A Miami native through and through, he's hoping for the chance to meet Miami Heat and USA Basketball forward Bam Adebayo during the Games.
"It's the city that sculpted me, the city that gave my family the opportunity to have a great life," Alvarez said. "Just to be able to say that I'm from Miami, Florida, in the Winter Olympics was an honor, and I'm proud to be able to say that I'm playing on the U.S. national team for baseball from Miami as a Cuban-American. It feels like a full circle. I owe the city a lot."
Because of a combination of injuries and his national team duties, Alvarez has seen only sporadic action for the Jumbo Shrimp this season in Triple-A baseball: He's played in 18 games, batting .250 with a .747 OPS.

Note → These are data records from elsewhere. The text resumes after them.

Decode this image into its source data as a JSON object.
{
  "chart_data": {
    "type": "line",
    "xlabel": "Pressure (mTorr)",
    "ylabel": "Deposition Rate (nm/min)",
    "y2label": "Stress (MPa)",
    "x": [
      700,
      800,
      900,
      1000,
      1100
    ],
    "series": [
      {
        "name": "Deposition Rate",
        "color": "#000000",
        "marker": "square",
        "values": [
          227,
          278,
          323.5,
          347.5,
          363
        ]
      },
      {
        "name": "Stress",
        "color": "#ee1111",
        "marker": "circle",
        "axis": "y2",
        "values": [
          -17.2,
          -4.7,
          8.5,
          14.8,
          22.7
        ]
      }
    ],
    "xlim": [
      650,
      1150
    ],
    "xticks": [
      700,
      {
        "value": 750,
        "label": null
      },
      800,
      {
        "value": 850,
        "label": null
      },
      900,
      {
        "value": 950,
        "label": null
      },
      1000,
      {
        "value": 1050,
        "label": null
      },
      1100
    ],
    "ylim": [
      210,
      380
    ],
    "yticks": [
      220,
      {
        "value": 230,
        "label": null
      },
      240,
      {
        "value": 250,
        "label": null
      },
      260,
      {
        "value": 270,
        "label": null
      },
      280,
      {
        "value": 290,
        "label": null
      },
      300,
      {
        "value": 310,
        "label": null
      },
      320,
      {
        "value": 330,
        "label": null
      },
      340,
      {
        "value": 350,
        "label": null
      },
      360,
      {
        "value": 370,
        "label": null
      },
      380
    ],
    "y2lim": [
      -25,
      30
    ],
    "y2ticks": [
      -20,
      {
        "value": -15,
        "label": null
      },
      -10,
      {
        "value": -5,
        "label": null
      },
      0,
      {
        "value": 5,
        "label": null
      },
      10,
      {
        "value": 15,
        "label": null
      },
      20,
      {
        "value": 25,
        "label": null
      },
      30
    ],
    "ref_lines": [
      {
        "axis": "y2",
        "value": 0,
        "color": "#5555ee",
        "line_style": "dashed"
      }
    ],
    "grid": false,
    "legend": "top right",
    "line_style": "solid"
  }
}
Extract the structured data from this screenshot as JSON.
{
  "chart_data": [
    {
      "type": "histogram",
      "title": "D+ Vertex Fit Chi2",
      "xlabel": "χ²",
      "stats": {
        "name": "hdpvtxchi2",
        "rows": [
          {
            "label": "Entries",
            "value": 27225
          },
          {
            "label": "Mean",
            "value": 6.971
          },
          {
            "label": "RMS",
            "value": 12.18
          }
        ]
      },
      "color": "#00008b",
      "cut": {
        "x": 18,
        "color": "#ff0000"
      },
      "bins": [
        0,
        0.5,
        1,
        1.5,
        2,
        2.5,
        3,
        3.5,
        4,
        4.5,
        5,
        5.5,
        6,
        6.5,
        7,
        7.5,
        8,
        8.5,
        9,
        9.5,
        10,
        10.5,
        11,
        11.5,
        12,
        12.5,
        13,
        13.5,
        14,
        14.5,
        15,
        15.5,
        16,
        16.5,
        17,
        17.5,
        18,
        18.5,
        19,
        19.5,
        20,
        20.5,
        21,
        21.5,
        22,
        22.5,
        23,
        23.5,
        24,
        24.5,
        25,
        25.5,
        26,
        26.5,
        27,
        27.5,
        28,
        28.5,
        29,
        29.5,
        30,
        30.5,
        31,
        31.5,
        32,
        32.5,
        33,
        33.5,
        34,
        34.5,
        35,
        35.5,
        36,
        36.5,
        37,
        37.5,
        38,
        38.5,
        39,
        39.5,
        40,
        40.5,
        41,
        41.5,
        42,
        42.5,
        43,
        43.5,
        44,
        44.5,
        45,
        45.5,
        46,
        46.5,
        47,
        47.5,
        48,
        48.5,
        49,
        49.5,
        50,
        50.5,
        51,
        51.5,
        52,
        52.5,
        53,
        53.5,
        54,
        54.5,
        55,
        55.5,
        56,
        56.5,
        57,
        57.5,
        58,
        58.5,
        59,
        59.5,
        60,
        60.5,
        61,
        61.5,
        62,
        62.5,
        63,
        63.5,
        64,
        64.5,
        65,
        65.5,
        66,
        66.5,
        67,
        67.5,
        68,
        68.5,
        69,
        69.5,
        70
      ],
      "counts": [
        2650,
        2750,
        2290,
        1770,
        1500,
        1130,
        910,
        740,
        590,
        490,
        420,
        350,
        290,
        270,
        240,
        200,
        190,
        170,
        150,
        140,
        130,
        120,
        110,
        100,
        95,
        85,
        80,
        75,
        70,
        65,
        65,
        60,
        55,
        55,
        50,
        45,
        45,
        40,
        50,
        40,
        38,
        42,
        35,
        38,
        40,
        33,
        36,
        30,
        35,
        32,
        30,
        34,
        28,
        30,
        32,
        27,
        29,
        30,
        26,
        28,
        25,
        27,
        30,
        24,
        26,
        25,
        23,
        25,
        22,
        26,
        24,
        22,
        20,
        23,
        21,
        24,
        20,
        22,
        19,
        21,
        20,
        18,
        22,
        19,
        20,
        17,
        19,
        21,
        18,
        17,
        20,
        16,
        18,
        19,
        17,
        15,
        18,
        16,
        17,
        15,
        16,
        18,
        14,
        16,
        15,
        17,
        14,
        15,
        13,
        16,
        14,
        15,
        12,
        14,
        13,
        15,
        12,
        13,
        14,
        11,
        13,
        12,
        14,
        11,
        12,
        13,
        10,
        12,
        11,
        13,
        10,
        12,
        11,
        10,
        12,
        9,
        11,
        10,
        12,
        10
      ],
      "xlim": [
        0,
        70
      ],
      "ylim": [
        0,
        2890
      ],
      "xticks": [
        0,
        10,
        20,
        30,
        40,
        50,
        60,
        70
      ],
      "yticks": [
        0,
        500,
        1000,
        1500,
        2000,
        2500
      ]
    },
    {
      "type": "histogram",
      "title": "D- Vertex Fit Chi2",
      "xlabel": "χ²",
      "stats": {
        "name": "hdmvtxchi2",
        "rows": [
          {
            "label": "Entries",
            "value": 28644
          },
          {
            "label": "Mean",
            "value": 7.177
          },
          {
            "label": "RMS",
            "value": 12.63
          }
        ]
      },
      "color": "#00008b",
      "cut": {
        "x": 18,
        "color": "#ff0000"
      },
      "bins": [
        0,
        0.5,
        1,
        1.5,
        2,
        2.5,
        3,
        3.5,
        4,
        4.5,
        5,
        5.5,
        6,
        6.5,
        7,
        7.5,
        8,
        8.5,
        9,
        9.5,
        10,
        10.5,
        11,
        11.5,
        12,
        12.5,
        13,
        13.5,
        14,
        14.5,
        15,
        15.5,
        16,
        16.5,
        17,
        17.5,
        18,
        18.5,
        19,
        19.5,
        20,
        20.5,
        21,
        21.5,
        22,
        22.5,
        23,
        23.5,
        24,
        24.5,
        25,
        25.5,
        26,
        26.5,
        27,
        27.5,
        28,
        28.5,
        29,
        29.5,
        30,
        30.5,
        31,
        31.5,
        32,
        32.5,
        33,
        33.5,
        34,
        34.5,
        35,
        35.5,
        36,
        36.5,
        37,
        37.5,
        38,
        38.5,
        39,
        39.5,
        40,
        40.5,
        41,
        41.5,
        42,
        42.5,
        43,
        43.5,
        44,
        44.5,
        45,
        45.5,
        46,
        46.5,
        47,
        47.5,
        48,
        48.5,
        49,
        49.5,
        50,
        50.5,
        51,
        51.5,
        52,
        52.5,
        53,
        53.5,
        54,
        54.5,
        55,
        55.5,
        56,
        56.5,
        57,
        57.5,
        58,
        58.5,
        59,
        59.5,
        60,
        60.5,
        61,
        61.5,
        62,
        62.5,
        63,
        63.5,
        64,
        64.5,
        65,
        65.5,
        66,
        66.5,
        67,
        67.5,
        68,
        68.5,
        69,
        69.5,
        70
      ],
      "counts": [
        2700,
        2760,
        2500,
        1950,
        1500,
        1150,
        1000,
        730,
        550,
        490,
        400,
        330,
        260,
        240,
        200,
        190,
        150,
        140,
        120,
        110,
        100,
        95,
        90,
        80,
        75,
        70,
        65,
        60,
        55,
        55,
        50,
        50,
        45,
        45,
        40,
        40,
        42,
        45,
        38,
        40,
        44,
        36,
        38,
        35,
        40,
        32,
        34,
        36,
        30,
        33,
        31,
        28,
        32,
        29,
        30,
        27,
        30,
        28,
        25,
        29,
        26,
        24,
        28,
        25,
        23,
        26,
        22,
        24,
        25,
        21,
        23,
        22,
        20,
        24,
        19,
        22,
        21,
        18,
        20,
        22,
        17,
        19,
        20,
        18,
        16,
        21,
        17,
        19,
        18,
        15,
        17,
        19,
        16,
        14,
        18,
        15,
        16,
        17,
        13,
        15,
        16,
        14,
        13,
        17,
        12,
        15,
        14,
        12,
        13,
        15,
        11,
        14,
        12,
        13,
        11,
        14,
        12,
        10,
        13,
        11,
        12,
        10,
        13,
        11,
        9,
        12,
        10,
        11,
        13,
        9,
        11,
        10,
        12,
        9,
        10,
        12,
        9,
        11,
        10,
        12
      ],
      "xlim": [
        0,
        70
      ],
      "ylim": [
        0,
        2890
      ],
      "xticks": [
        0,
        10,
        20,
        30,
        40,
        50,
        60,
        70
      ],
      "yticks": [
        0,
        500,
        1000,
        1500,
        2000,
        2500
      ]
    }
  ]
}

The team is scheduled to travel to Japan on Thursday.
Alvarez said he still isn't certain what COVID-19 protocols will be in place, but after a spring and summer of sporadic baseball, he's eager for the chance to play ball alongside his teammates.
"We're going to get creative, stay in the competitive spirit as much as possible," Alvarez said, "and when the time comes, we'll be ready."
In case the protocols alter the normal practice plan for Team USA, he's already packing up what he calls a "secret weapon," a set of foam balls to assist with the new routine.
As the days pass one by one, Alvarez said he's thought back to 2014, the moment when he walked into the Fisht Olympic Stadium in Sochi to represent the United States for the first time under the Olympic rings.
"Stepping out of the ramp to the opening ceremony, I just kind of took a step back and realized that I made it," he said. "That was huge."
This week, he's about to feel it again.